Louis XIII, depuis un instant, cherchait quelle preuve d’amitié il pourrait bien donner au chevalier qu’il avait humilié du nom de Capitan et qu’il voyait tout embarrassé comme s’il lui eût gardé quelque rancune. Le signal que venait de donner le roi correspondait sans doute à un ordre habituel et déjà connu, mais ce soir-là, l’ordre fut interprété avec une magnificence spéciale.
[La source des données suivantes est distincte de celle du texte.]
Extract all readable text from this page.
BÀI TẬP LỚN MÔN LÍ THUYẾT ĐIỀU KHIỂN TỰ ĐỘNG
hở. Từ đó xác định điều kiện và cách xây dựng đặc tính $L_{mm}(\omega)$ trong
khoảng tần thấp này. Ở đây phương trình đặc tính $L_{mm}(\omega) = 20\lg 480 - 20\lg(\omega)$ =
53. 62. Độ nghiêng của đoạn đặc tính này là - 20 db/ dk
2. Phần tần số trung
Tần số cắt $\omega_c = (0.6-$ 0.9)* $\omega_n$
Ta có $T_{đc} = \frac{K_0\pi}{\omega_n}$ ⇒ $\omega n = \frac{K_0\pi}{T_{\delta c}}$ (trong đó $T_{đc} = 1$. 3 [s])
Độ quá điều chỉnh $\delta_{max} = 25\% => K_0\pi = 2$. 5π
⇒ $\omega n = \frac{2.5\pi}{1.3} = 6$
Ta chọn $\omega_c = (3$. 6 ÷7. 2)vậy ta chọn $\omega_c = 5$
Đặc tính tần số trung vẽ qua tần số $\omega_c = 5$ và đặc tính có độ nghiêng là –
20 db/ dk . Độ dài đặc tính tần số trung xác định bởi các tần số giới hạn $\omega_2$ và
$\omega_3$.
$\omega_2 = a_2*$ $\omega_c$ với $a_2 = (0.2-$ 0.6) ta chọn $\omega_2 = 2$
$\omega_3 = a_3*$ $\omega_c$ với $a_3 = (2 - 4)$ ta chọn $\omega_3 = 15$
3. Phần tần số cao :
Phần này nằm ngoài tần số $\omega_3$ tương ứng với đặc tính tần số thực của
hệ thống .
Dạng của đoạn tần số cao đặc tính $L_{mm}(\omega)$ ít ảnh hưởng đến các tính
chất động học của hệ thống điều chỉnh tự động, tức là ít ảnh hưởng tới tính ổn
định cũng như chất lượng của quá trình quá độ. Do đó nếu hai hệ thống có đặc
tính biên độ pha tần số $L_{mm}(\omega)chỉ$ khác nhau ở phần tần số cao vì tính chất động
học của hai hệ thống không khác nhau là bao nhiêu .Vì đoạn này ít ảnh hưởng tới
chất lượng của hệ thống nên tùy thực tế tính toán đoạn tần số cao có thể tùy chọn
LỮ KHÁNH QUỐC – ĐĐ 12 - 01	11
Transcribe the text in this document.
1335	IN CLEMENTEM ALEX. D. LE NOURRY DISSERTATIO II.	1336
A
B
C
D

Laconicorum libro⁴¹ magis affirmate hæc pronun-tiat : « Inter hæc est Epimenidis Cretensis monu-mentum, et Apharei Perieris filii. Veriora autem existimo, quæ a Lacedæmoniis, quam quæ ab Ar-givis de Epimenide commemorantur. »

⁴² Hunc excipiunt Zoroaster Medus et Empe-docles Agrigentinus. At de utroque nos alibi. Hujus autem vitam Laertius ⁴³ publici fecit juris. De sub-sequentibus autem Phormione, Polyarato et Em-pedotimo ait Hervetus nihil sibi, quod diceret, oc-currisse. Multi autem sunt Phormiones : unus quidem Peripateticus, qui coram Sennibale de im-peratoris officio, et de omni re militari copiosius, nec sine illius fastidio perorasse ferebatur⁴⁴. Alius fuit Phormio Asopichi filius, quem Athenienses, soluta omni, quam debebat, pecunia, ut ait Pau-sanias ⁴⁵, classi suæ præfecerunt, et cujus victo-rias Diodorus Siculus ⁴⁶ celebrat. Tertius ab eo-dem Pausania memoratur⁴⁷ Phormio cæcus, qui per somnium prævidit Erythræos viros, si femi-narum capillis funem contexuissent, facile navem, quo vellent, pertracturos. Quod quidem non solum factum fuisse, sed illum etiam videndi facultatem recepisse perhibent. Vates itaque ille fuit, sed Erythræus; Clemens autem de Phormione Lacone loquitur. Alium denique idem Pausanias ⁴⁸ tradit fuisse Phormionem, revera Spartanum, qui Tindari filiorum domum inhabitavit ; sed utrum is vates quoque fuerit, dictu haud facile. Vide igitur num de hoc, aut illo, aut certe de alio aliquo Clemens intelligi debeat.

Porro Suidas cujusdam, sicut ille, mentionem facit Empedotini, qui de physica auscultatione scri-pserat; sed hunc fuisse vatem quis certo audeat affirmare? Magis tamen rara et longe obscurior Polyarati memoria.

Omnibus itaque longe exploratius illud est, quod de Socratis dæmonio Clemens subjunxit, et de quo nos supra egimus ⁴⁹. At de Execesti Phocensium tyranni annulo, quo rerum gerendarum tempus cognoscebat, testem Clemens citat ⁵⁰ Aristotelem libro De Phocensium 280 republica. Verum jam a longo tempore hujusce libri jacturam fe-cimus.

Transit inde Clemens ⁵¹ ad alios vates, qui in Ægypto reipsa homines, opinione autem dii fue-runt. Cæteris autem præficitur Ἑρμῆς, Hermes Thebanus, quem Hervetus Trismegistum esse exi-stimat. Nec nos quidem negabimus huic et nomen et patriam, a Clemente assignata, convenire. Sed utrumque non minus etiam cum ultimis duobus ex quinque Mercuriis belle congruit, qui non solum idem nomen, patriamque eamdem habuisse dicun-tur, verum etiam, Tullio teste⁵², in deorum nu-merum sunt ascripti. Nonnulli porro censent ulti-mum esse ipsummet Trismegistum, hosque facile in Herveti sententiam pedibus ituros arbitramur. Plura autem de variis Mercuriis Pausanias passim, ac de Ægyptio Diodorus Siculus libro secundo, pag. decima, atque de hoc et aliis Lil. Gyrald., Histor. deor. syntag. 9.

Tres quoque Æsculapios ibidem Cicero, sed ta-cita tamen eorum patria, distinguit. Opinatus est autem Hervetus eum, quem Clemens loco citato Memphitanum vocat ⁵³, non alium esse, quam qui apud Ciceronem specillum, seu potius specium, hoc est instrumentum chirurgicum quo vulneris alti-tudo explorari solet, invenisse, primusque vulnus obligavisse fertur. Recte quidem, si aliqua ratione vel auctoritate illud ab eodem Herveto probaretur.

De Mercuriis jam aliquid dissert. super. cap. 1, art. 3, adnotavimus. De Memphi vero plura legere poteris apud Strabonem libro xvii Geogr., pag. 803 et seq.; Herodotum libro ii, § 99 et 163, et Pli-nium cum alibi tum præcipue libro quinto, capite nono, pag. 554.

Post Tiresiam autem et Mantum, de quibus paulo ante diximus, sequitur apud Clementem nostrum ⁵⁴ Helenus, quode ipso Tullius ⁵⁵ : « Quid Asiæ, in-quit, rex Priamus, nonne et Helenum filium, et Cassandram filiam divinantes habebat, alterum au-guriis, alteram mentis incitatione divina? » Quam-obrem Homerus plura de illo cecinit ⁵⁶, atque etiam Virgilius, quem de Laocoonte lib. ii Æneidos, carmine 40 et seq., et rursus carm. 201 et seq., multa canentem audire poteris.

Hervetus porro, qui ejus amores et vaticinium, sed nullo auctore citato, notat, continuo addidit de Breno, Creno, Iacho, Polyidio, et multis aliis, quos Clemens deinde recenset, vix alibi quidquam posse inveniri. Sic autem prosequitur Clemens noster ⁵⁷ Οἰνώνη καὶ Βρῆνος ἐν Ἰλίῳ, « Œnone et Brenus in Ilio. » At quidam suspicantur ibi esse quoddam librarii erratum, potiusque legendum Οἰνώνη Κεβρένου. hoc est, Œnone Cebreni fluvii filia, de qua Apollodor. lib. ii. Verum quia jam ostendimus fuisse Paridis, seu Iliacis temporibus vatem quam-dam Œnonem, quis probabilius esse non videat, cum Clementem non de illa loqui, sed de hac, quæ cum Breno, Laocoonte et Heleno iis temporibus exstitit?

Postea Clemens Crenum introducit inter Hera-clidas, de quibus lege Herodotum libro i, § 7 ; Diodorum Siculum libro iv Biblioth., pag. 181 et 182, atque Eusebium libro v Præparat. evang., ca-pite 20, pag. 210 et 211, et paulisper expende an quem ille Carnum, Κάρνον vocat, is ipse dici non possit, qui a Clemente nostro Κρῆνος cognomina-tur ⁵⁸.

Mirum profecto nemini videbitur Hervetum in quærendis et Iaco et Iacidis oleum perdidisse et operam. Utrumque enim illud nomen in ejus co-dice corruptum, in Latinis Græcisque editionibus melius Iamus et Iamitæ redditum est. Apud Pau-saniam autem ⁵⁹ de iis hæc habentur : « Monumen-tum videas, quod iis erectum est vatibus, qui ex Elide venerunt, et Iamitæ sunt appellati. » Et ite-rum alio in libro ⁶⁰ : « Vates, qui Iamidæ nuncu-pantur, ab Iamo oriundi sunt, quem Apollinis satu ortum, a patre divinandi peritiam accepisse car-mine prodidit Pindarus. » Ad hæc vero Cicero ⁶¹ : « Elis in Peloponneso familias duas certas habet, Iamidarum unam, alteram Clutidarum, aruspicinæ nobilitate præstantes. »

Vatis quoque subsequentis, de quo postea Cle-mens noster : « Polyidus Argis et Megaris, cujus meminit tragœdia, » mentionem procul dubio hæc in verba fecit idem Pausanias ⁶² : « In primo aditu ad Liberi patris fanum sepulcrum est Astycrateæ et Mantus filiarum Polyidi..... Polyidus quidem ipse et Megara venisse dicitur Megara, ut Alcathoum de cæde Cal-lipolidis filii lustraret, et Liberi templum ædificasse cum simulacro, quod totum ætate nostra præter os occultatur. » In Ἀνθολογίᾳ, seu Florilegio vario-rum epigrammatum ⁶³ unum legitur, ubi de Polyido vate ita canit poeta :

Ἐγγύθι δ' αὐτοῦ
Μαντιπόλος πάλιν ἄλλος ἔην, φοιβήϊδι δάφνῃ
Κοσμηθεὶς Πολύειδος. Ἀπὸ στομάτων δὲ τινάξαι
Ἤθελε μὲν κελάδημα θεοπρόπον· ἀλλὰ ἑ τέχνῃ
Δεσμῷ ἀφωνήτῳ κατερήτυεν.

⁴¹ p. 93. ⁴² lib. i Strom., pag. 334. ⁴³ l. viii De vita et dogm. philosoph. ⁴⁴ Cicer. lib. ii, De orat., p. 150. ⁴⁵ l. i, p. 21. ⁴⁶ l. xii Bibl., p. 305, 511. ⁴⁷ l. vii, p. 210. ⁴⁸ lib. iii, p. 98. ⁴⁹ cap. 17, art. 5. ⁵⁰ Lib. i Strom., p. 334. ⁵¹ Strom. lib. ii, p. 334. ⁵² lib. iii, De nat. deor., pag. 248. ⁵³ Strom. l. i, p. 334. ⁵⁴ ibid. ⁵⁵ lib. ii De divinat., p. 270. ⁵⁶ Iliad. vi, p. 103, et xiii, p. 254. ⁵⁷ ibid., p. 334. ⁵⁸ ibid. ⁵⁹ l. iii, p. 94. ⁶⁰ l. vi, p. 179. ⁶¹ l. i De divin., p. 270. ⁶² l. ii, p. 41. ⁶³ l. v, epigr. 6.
En effet, au bout de quelques minutes, la porte s’ouvrit à double battant, et Capestang effaré vit entrer un officier en grande tenue, l’épée au poing, qui cria :

"Les viandes de Sa Majesté !"

Derrière l’officier, quatre hallebardiers. Derrière les hallebardiers, quatre officiers de la bouche portant une table. Derrière la table, quatre autres hallebardiers. Les officiers de la bouche déposèrent la table au milieu du cabinet. Les hallebardiers se rangèrent le long des murs où ils s’immobilisèrent, pareils à des cariatides. La table supportait, par-dessus sa nappe éblouissante, les couverts étincelants, les gobelets d’or, deux candélabres à six flambeaux de cire, des flacons de cristal où rutilaient les rubis des vieux vins de Bourgogne et toute une variété de plats recouverts de leurs cloches d’argent.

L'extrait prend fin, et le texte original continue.